Heureux d'avoir obtenu
l'autorisation tant espérée, Kriket quitta le palais infernal. Quand il
passa devant la succube de l'accueil, cette dernière, vexée, refusa de
lui rendre son sourire.
***
Kriket procéda comme son
lui-futur le lui avait décrit. Il traça l'incontournable pentagramme au
sol avec le litre de sang de vierge réglementaire, puis se plaça en son
centre. Comme tout sort qui se respecte, ce sort était rimé et rédigé
en alexandrins :
[Note de l'auteur : la
langue démoniaque étant peu pratiquée de par chez nous, ce qui suit est
une traduction littérale du sort, au détriment de sa structure
originelle. Mais également afin qu'un petit plaisantin ne reproduise pas
le sort en question par jeu.]
C'est la danse des démons qui en sortant des Enfers se secouent les cornes et font caca,
Que les forces des Enfers et du pandémonium,
Les guides maudits que sont Satan, Lucifer et Johnny Halliday
Transmettent leur magie à travers l'espace, le temps et le monde des esprits
Sans oublier la chatte à ta grand-mère, sac à foutre purulent
Pour que un et un fassent un, ou onze, ou quarante-deux
Et que par-delà les vertes prairies des Enfers qui ne sont jamais vertes, ni prairies
Mon corps soit renvoyé à rebours temps
Putain
Et ensuite on ira danser le jerk sur de la musique pop
Touche à ton cul et sens ton doigt
Que s'ouvre le portail de l'espace-temps qui mène les démons à travers la fabrique du treillis /
de la réalité qui n'est telle qu'on la conçoit uniquement que lorsqu'elle est telle qu'on la /
conçoit mais jamais lorsqu'on la conçoit autrement, sinon ça foutrait sacrément la merde /
dans ledit treillis de la fabrique de l'espace-temps. Et réciproquement.
Le souffle ardent des
Enfers submergea le démon et tout se mit à tourner. Mais pas dans le
même sens, un peu comme un anagyre.
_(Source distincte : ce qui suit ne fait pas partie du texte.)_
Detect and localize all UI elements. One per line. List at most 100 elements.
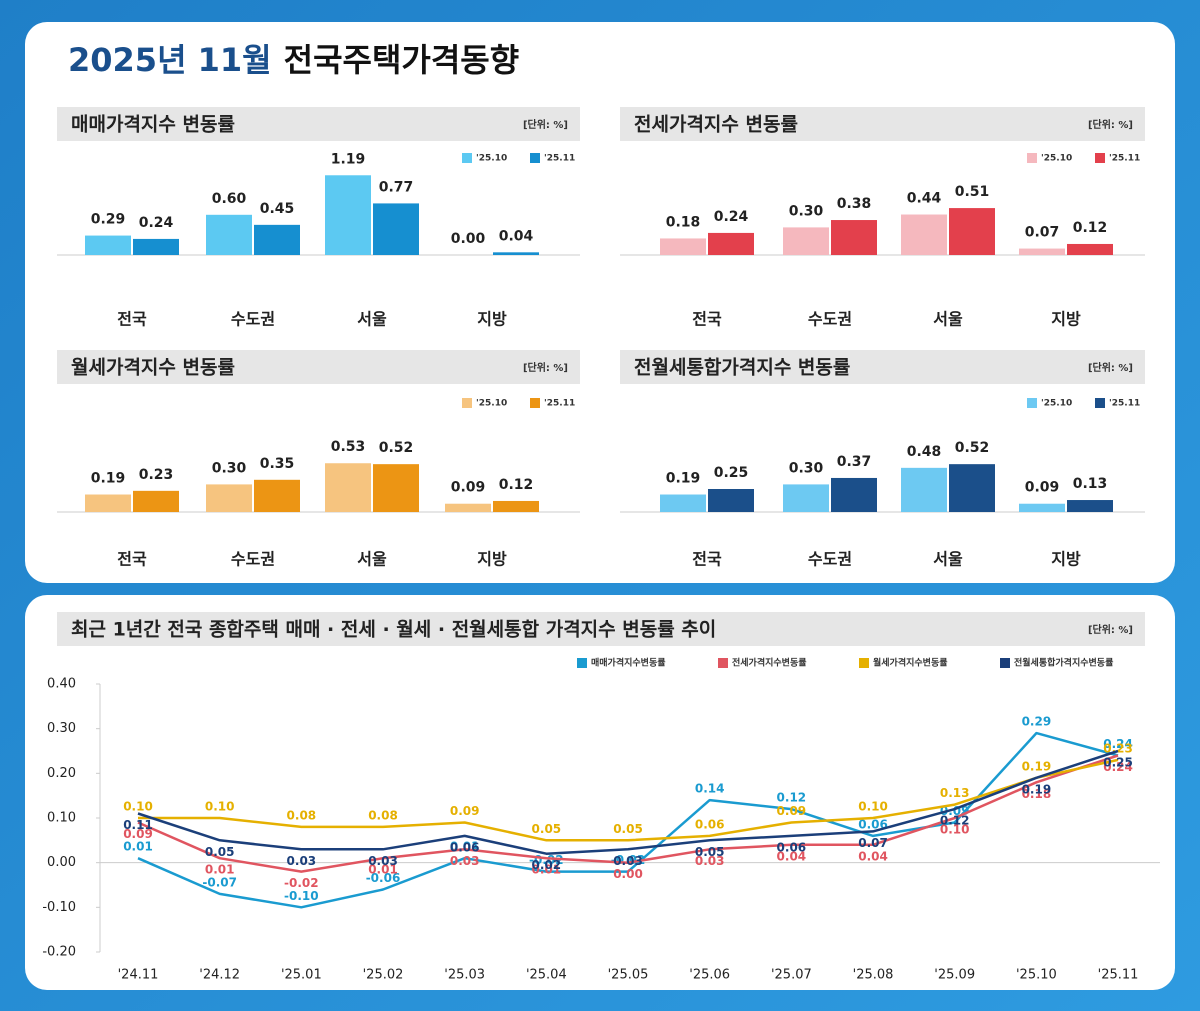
y-tick-label: -0.20 <box>42 945 76 960</box>
point-label: 0.04 <box>777 849 807 863</box>
value-label: 0.13 <box>1073 476 1108 492</box>
legend-label: 전월세통합가격지수변동률 <box>1014 657 1113 669</box>
value-label: 0.12 <box>499 477 534 493</box>
point-label: 0.01 <box>532 863 562 877</box>
legend-swatch <box>1095 153 1105 163</box>
bar <box>1019 248 1065 255</box>
x-tick-label: '25.09 <box>934 968 975 983</box>
value-label: 0.19 <box>666 471 701 487</box>
legend-swatch <box>530 398 540 408</box>
bar <box>901 467 947 512</box>
bar <box>493 252 539 255</box>
line-series <box>138 758 1119 842</box>
point-label: 0.01 <box>123 840 153 854</box>
legend-swatch <box>1095 398 1105 408</box>
point-label: 0.03 <box>450 854 480 868</box>
bar <box>206 214 252 255</box>
point-label: 0.10 <box>940 823 970 837</box>
point-label: 0.14 <box>695 782 725 796</box>
point-label: -0.06 <box>366 871 401 885</box>
bar <box>660 494 706 512</box>
category-label: 전국 <box>692 550 722 569</box>
value-label: 0.53 <box>331 439 366 455</box>
value-label: 0.30 <box>789 203 824 219</box>
point-label: 0.13 <box>940 786 970 800</box>
x-tick-label: '25.07 <box>771 968 812 983</box>
bar <box>901 214 947 255</box>
value-label: 0.51 <box>955 184 990 200</box>
legend-swatch <box>530 153 540 163</box>
category-label: 지방 <box>477 550 507 569</box>
legend-swatch <box>462 153 472 163</box>
point-label: 0.12 <box>940 814 970 828</box>
legend-label: '25.11 <box>1109 154 1140 164</box>
point-label: 0.05 <box>205 845 235 859</box>
point-label: 0.12 <box>777 791 807 805</box>
line-series <box>137 731 1119 909</box>
point-label: 0.03 <box>613 854 643 868</box>
y-tick-label: 0.30 <box>47 721 76 736</box>
value-label: 1.19 <box>331 151 366 167</box>
x-tick-label: '25.06 <box>689 968 730 983</box>
point-label: 0.23 <box>1103 741 1133 755</box>
point-label: 0.05 <box>695 845 725 859</box>
point-label: 0.11 <box>123 818 153 832</box>
point-label: 0.09 <box>123 827 153 841</box>
header-bar <box>57 107 580 141</box>
point-label: 0.06 <box>450 840 480 854</box>
category-label: 지방 <box>1051 550 1081 569</box>
bottom-panel <box>25 595 1175 990</box>
legend-swatch <box>577 658 587 668</box>
y-tick-label: -0.10 <box>42 900 76 915</box>
bar <box>325 463 371 512</box>
bar <box>493 500 539 512</box>
category-label: 지방 <box>477 310 507 329</box>
legend-label: 월세가격지수변동률 <box>873 657 948 669</box>
point-label: 0.25 <box>1103 756 1133 770</box>
bar <box>949 464 995 512</box>
bar <box>949 208 995 255</box>
legend-label: '25.11 <box>1109 399 1140 409</box>
header-bar <box>57 612 1145 646</box>
bar <box>85 235 131 255</box>
bar <box>660 238 706 255</box>
value-label: 0.44 <box>907 191 942 207</box>
header-bar <box>620 350 1145 384</box>
point-label: 0.18 <box>1022 787 1052 801</box>
point-label: 0.24 <box>1103 737 1133 751</box>
y-tick-label: 0.00 <box>47 855 76 870</box>
legend-swatch <box>859 658 869 668</box>
x-tick-label: '25.08 <box>853 968 894 983</box>
bar <box>708 232 754 255</box>
point-label: 0.05 <box>613 822 643 836</box>
legend-swatch <box>1027 153 1037 163</box>
x-tick-label: '25.03 <box>444 968 485 983</box>
value-label: 0.09 <box>1025 480 1060 496</box>
line-series <box>137 749 1119 855</box>
bar <box>1067 243 1113 255</box>
point-label: 0.03 <box>695 854 725 868</box>
category-label: 수도권 <box>808 550 852 569</box>
bar <box>373 464 419 512</box>
value-label: 0.00 <box>451 231 486 247</box>
point-label: 0.08 <box>287 808 317 822</box>
point-label: 0.03 <box>368 854 398 868</box>
value-label: 0.19 <box>91 471 126 487</box>
unit-label: [단위: %] <box>523 118 568 131</box>
line-series <box>137 754 1119 873</box>
bar <box>133 238 179 255</box>
value-label: 0.37 <box>837 454 872 470</box>
bar <box>783 227 829 255</box>
page-title: 2025년 11월 전국주택가격동향 <box>68 41 519 79</box>
top-panel <box>25 22 1175 583</box>
point-label: 0.07 <box>858 836 888 850</box>
legend-swatch <box>1000 658 1010 668</box>
chart-title: 최근 1년간 전국 종합주택 매매 · 전세 · 월세 · 전월세통합 가격지수… <box>71 619 716 641</box>
bar <box>783 484 829 512</box>
x-tick-label: '24.11 <box>118 968 159 983</box>
category-label: 전국 <box>117 310 147 329</box>
value-label: 0.23 <box>139 467 174 483</box>
category-label: 수도권 <box>231 550 275 569</box>
legend-label: '25.10 <box>1041 154 1072 164</box>
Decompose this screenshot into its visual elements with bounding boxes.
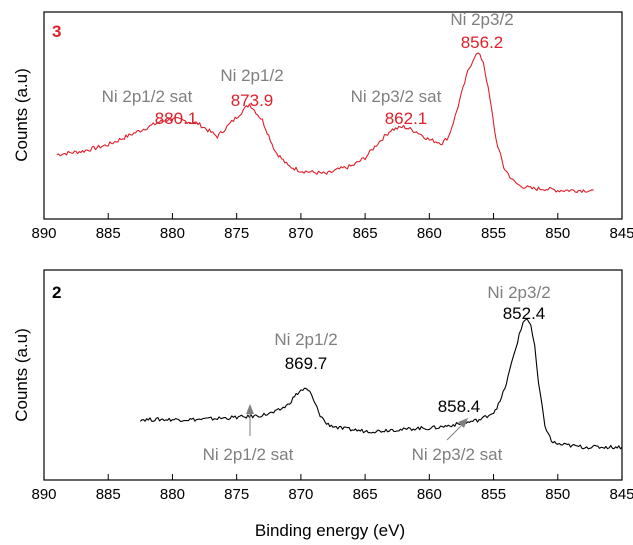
panel-2-label: 2 xyxy=(52,283,61,302)
panel-2-x-ticks: 890 885 880 875 870 865 860 855 850 845 xyxy=(31,474,633,503)
panel-3: 3 Counts (a.u) 890 885 880 875 870 865 860 855 8… xyxy=(12,10,633,242)
x-tick-label-850: 850 xyxy=(545,486,570,503)
x-tick-label-890: 890 xyxy=(31,225,56,242)
peak-value-869-7: 869.7 xyxy=(285,354,328,373)
x-axis-label: Binding energy (eV) xyxy=(255,521,405,540)
x-tick-label-870: 870 xyxy=(288,225,313,242)
panel-2-frame xyxy=(43,269,623,481)
peak-value-862-1: 862.1 xyxy=(385,109,428,128)
panel-3-ylabel: Counts (a.u) xyxy=(12,68,31,162)
panel-3-x-ticks: 890 885 880 875 870 865 860 855 850 845 xyxy=(31,213,633,242)
panel-2: 2 Counts (a.u) 890 885 880 875 870 865 860 855 8… xyxy=(12,269,633,503)
peak-label-ni-2p1-2: Ni 2p1/2 xyxy=(220,66,283,85)
panel-3-label: 3 xyxy=(52,22,61,41)
peak-value-880-1: 880.1 xyxy=(155,109,198,128)
x-tick-label-865: 865 xyxy=(353,225,378,242)
x-tick-label-845: 845 xyxy=(609,486,633,503)
peak-label-ni-2p1-2-b: Ni 2p1/2 xyxy=(274,330,337,349)
x-tick-label-875: 875 xyxy=(224,225,249,242)
x-tick-label-885: 885 xyxy=(96,486,121,503)
x-tick-label-885: 885 xyxy=(96,225,121,242)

Il se retrouva aspiré dans un vortex
puis expulsé à quelques pas de sa caverne, peu avant l'aube (façon de
parler, le soleil ne se lève jamais en Enfer).
***
Il sonnait depuis cinq
minutes sans que personne ne vienne lui ouvrir la porte. C'était malpoli
de sa part de ne pas venir lui ouvrir. Mais il se pardonnait.
Il finit par se
rappeler que la sonnette était cassée, il décida donc de frapper à la
porte. Ce serait probablement plus efficace. D'autant qu'il se rappelait
que c'était ce qu'il s'était passé auparavant au même moment. Réaliser
que son présent était le futur de son lui-passé avait quelque chose de
perturbant. D'autant que cela signifiait qu'il était devenu à son insu
son lui-futur, sans pour autant cesser d'être son lui-présent ; et sans
rupture avec son lui-passé. Toutes ces histoires de passé, de présent et
de futur commençaient à lui donner la migraine.
Il mit un peu de temps à
réaliser que ce n'était pas un miroir face à lui mais la porte qui
venait de s'ouvrir. Mais il mit tout de même moins de temps à réagir que
son vis à vis ; ce qui était un signe encourageant de progrès quant à
sa capacité à appréhender les notions d'espace-temps.
« Avant que tu ne paniques, je sais : je suis toi. »
La conversation se
déroula bizarrement. Il avait comme une impression de déjà-vu. Mais ce
n'était pas bien grave, il paraissait que ça arrivait parfois ; un truc
en rapport avec l'oreille et le cerveau, mais Kriket n'avait jamais bien
fait attention à ce genre d'histoire. A la fin, son lui-passé s'en alla
requérir l'approbation suprême ; il se faisait suffisamment confiance
pour se laisser seul chez lui.
***
Kriket exultait. Il
avait défié la fabrique même de l'espace-temps et en était sorti
vainqueur. Un nouvel exploit à inscrire à un palmarès déjà fourni en la
matière. Désormais, personne en Enfer et au delà ne pourrait remettre en
doute sa valeur. Et maintenant ? Il allait retourner à ses occupations.
Mais les cœurs légers de cette connaissance.